ABD’nin katlettiği Kasım Süleymani’nin cenazesini milyonlar karşıladı. Peki, Türkiye’de kendisi bir mezar kazıcısı gibi ortalıkta dolaşarak askerden, anaların dizinden medet dileyen, yalvaran Süleyman’ın cenazesini kaç kişi karşılar? Zorunlu devlet erkanı dışında kimse katılmaz cenazesine. Böylelerinin cenaze zamanını kıldıracak hoca bile bulacağı şüphelidir. Zira öldükleri an saltanatları bitecektir. Erdoğan-Bahçeli ikilisinin adamıdır bu. Bu iki faşist diktatörün Türkiye insanına layık gördüğü Bakan budur. AKP-MHP’nin yönetici profili budur. Ve toplumu kendi konumlarından çok daha geriye çekmektedirler. Bundan dolayı AKP-MHP hükümeti gitmelidir.

İranlı General Kasım Süleymani ABD saldırısıyla katledildi. Oysa Ortadoğu’da esas gitmesi gereken Süleyman her an ona verilmiş soyadını boşa çıkarmanın acizliğini yaşayan biridir. Bu Süleyman öyle savaşmış değil, bir ülküsü yok, bir toplumsal değeri yok, bir inancı yok, mafyavari bir tarzda bir konuma gelmenin kendini kaybetmişliğinde ve bu konumu korumanın pervasızlığındadır. Bu Süleyman 2019 yılını medet ile bitirdi. 2020 yılına medet çığlıklarıyla girdi. Bir grup askeri ziyaret ederek fotoğraf çektirdi ve askerden medet uman yalvarışlarını yineledi.

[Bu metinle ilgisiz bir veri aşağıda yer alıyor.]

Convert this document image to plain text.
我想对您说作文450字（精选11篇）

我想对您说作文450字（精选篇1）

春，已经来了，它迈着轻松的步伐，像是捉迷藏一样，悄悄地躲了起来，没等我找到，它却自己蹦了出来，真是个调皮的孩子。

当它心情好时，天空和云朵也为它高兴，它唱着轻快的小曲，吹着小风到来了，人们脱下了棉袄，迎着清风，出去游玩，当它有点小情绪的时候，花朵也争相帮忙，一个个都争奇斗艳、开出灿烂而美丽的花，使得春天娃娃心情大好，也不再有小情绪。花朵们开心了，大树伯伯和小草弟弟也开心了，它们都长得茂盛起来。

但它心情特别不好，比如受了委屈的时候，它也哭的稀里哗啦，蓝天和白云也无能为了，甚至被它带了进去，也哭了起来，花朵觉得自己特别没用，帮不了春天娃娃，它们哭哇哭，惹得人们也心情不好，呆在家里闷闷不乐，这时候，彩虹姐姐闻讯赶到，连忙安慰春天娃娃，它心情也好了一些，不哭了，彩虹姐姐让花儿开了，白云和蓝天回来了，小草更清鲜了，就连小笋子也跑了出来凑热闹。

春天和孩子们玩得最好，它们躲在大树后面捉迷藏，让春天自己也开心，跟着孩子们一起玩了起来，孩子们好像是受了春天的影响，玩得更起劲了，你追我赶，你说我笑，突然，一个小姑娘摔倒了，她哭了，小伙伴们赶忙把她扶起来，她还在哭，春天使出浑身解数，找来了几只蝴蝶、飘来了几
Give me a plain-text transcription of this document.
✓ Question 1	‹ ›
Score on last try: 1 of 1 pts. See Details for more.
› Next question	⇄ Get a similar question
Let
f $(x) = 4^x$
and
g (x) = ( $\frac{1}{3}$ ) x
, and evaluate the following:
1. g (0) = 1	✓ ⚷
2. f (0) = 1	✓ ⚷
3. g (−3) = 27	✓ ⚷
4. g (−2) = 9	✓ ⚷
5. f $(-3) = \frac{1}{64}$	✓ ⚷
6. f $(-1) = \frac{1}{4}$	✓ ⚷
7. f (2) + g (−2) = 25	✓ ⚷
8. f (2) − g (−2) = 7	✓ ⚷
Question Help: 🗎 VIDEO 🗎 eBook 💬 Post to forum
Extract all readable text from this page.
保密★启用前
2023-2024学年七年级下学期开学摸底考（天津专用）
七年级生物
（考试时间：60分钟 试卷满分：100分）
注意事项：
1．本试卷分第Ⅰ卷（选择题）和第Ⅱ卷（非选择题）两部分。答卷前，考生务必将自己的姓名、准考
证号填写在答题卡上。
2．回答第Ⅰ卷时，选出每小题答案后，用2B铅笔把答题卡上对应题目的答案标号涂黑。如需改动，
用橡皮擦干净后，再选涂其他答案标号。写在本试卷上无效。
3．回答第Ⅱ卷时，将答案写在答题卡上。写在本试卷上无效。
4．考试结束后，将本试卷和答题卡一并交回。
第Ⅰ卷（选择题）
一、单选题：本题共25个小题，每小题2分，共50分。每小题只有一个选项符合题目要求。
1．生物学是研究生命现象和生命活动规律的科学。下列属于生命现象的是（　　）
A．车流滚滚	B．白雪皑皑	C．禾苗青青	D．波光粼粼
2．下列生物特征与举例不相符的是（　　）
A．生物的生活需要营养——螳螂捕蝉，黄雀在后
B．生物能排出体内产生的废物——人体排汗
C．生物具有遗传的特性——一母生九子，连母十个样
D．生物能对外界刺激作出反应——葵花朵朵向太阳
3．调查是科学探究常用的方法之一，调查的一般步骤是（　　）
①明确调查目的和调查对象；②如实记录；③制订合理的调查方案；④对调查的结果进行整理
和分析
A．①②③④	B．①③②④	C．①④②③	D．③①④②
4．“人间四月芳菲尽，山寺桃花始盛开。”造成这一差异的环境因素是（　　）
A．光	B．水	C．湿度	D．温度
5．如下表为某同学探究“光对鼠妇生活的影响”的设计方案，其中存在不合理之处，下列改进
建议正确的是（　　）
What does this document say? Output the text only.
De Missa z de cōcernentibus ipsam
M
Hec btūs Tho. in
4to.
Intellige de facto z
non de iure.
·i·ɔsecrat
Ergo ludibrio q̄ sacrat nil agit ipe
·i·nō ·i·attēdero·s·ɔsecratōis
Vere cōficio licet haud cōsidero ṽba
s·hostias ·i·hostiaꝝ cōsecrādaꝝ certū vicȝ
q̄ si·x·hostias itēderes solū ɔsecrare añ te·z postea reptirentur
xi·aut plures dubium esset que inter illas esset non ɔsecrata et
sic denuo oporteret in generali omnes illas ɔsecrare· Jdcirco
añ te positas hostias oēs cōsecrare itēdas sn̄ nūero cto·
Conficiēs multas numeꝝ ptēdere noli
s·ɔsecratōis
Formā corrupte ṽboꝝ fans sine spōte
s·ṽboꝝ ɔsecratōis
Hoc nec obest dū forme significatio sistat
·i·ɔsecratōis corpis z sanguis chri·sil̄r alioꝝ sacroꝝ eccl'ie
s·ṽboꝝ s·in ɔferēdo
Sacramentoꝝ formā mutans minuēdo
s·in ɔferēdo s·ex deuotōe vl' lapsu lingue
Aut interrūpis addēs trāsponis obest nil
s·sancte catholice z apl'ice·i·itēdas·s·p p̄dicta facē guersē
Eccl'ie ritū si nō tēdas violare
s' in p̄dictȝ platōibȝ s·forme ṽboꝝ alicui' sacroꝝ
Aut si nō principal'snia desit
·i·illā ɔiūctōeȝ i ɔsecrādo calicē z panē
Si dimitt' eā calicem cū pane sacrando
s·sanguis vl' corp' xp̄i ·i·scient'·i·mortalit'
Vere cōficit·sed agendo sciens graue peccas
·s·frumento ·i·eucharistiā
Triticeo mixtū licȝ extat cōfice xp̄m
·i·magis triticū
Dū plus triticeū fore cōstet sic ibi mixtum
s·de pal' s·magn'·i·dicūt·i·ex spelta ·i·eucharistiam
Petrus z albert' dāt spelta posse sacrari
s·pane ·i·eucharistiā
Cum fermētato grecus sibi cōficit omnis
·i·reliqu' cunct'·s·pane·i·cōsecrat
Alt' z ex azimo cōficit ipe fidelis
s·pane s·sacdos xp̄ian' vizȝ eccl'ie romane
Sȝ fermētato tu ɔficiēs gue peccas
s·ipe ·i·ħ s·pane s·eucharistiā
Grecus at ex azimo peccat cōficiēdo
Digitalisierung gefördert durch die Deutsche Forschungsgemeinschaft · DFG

Bir içişleri bakanı olarak darbeleyle itibarsızlıştırdıkları, komutanını kendilerine sözcü yaptıkları bir ordunun bir küçük birliğinden medet dilendi. “Bu PKK’yı bitirin de kurtulalım, hadi silin artık” dedi. Ardından da kaç bahar bitirme sözü verdiğini ve askere yalvarışlarını unutarak 2020 yılında PKK’yi bitireceğinin sözünü halka bir daha verdi. Anaların dizinde yalvar yakar görüntü vermeyi acizlik mi, güçlülük mü sandığı da bir muamma. Nihayetinde normal olmayan davranışlar AKP iktidarınca sergilenmeye devam ediyor. İktidarın bu haleti ruhiyesini izleyen halk ise tümden ne yapacağını bilmez durumdan intihar durumuna geçti. Türkiye’deki tüm intiharlar katliamdır ve bu katliamların sorumlusu AKP-MHP faşizminin saldırganlığıdır. Bunun tek çözümü, demokratik uluslaşma temelinde farklılıkların birlik içinde yaşayacağı sistemler kurmaktır.